得られたゲルフィルムを幅方向へ7等分する位置で40mm×40mmの試験片を切り出し、分子配向状態を評価した。該測定装置として、王子計測器(株)製のマイクロ波分子配向計MOA−6015Aを用いてMOR−cを求めた。ここでMOR−cは、得られる分子配向度MORを75ミクロン厚みに換算した値である。得られた結果を表1に示す。
(実施例1)
ゲルフィルムに与える張力を6.0kg/mとする以外は、比較例1と同一の方法にてポリイミドフィルムを得た。幅方向のMOR−cを表1に示す。
(実施例2)
テンター加熱炉を、200℃、350℃、400℃、520℃に設定した以外は比較例1と同一の方法にてポリイミドフィルムを得た。幅方向のMOR−cを表1に示す。
(比較例2)
比較例1と同一のポリアミド酸混合物をT型ダイよりエンドレスベルトへ流延塗布し、塗布された樹脂膜を110℃の熱風にて加熱・乾燥せしめ、厚み50ミクロン、幅1700mm、残溶媒率120%のゲルフィルムを得た。このゲルフィルムの室温における弾性率はE0=0.8GPaであった。その後は比較例1と同一の方法で幅1650mm、厚み25ミクロンのポリイミドフィルムを得た。このときのE1は0.9GPa、E2は0.6GPaであった。幅方向のMOR−c分布を表1に示す。
(実施例3)
ゲルフィルムに与える張力を9.0kg/mとする以外は、比較例2と同一の方法にてポリイミドフィルムを得た。幅方向のMOR−cを表1に示す。
Figure 2008012776
第1図は、ゲルフィルム、第一ゾーンおよび第二ゾーンでの引張り弾性率およびゲルフィルムの第一ゾーンへのフィルム歪みを例示したものである。
符号の説明
1 把持開始端
2 把持手段(クリップまたはピン)
3 テンター加熱炉第一ゾーン
4 テンター加熱炉第二ゾーン
5 テンターレール
6 ニップロール

Claims (5)

  1. ポリイミド前駆体であるポリアミド酸の有機溶媒溶液を支持体上に流延塗布して部分的に乾燥および/または硬化させた自己支持性を有するフィルム(以下ゲルフィルムという)を経由し、複数の加熱炉を備えたテンター加熱炉を通過させることにより該ゲルフィルムの幅方向両端を把持しつつ加熱、焼成を行うポリイミドフィルムの製造方法であって、少なくとも
    (1)加熱炉に挿入される前の上記ゲルフィルムの引張り弾性率E0
    (2)テンター加熱炉の第一ゾーンにおける引張り弾性率E1
    (3)テンター加熱炉の第二ゾーンにおける引張り弾性率E2
    を各々測定し、E0、E1およびE2の関係によりゲルフィルムに与える張力を決定し、ポリイミドフィルムの面内配向異方性を制御することを特徴とするポリイミドフィルムの製造方法。
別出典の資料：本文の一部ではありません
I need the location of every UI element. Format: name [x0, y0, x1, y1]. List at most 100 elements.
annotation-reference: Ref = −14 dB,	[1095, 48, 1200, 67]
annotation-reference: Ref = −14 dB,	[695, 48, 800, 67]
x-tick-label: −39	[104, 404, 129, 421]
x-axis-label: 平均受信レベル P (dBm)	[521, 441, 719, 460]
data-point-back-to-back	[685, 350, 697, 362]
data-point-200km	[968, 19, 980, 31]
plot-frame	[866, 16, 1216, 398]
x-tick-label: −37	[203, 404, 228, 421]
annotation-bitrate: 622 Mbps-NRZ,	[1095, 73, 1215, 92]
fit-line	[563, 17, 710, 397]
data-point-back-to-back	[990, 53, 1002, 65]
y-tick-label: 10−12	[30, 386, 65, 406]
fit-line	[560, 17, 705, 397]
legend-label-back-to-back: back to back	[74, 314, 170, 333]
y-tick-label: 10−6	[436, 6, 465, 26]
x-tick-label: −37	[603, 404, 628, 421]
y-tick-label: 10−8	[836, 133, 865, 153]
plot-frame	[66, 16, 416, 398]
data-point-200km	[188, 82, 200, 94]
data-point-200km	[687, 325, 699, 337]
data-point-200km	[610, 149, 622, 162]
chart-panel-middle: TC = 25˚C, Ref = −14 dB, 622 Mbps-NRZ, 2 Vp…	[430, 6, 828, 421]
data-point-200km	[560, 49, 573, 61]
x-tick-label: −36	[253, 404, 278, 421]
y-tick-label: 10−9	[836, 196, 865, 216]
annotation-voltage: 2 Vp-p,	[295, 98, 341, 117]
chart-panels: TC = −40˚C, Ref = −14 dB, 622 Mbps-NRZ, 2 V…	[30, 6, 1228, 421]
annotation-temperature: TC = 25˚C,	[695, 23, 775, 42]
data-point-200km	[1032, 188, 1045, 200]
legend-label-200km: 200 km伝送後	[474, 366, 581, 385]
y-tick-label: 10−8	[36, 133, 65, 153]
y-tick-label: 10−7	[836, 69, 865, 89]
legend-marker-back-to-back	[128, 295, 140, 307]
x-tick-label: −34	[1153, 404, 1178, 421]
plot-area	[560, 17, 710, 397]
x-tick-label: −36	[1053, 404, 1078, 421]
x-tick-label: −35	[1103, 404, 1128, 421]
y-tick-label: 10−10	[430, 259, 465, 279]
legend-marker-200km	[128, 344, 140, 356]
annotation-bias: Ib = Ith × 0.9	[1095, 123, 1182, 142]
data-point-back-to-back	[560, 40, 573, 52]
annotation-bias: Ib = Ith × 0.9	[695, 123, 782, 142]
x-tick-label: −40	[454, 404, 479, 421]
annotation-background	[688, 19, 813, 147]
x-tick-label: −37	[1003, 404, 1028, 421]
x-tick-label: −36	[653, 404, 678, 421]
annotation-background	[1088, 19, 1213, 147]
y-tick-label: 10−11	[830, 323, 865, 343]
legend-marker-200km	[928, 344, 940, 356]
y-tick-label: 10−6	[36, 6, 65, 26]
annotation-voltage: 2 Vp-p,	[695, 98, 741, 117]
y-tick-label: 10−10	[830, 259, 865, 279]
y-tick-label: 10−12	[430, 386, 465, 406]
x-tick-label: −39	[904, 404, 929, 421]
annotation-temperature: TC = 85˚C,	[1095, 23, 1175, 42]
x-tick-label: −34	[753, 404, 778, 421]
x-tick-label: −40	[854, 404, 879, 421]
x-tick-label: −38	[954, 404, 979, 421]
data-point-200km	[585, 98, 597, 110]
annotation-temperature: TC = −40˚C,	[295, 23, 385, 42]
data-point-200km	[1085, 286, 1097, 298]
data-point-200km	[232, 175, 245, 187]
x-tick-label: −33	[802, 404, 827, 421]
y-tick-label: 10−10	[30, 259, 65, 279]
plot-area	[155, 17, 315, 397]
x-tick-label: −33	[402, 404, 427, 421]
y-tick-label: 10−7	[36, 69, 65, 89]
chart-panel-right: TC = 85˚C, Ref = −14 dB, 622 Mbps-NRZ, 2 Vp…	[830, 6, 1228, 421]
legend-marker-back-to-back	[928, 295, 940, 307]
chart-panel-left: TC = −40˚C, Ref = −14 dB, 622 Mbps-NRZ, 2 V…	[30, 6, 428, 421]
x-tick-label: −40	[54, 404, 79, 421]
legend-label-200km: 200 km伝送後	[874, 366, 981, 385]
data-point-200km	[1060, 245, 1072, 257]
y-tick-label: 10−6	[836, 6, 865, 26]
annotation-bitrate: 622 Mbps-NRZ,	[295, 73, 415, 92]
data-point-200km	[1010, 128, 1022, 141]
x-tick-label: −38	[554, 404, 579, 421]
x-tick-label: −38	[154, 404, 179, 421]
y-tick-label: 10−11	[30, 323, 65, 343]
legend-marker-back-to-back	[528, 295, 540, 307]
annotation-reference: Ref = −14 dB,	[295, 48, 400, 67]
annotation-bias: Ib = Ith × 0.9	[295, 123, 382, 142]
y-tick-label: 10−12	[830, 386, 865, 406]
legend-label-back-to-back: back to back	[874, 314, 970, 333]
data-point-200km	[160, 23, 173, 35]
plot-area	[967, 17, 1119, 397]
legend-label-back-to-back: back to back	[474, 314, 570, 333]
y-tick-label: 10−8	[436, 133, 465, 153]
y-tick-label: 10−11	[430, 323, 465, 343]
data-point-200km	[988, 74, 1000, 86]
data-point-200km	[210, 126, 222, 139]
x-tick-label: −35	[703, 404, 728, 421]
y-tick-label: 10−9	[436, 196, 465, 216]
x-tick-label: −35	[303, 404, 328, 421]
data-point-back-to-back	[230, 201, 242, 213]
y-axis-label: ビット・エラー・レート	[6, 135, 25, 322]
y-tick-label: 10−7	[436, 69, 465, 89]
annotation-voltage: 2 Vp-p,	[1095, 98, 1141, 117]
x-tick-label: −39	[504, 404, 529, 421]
  2. ポリイミド前駆体であるポリアミド酸の有機溶媒溶液を支持体上に流延塗布して部分的に乾燥および/または硬化させた自己支持性を有するフィルム(以下ゲルフィルムという)を経由し、複数の加熱炉を備えたテンター加熱炉を通過させることにより該ゲルフィルムの幅方向両端を把持しつつ加熱、焼成を行うポリイミドフィルムの製造方法であって、少なくとも
    (1)加熱炉に挿入される前の上記ゲルフィルムの引張り弾性率E0
    (2)テンター加熱炉の第一ゾーンにおける引張り弾性率E1
    (3)テンター加熱炉の第二ゾーンにおける引張り弾性率E2
    を各々測定し、E0、E1およびE2の関係によりテンター加熱炉の最高温度を決定し、ポリイミドフィルムの面内配向異方性を制御することを特徴とするポリイミドフィルムの製造方法。
  3. ポリイミド前駆体であるポリアミド酸の有機溶媒溶液を支持体上に流延塗布して部分的に乾燥および/または硬化させた自己支持性を有するフィルム(以下ゲルフィルムという)を経由し、複数の加熱炉を備えたテンター加熱炉を通過させることにより該ゲルフィルムの幅方向両端を把持しつつ加熱、焼成を行うポリイミドフィルムの製造方法であって、少なくとも
    (1)加熱炉に挿入される前の上記ゲルフィルムの引張り弾性率E0
    (2)テンター加熱炉の第一ゾーンにおける引張り弾性率E1
    (3)テンター加熱炉の第二ゾーンにおける引張り弾性率E2
    を各々測定し、E0、E1およびE2の関係により、加熱炉に挿入される前の上記ゲルフィルムの残溶媒率Rを決定し、ポリイミドフィルムの面内配向異方性を制御することを特徴とするポリイミドフィルムの製造方法。
  4. 請求項1乃至3のいずれか1項において、ポリイミドフィルムが芳香族ポリイミドフィルムであることを特徴とする、ポリイミドフィルムの製造方法。
  5. 請求項1乃至3のいずれか1項において、最終的に得られるポリイミドフィルム厚みが7〜300ミクロンである、ポリイミドフィルムの製造方法。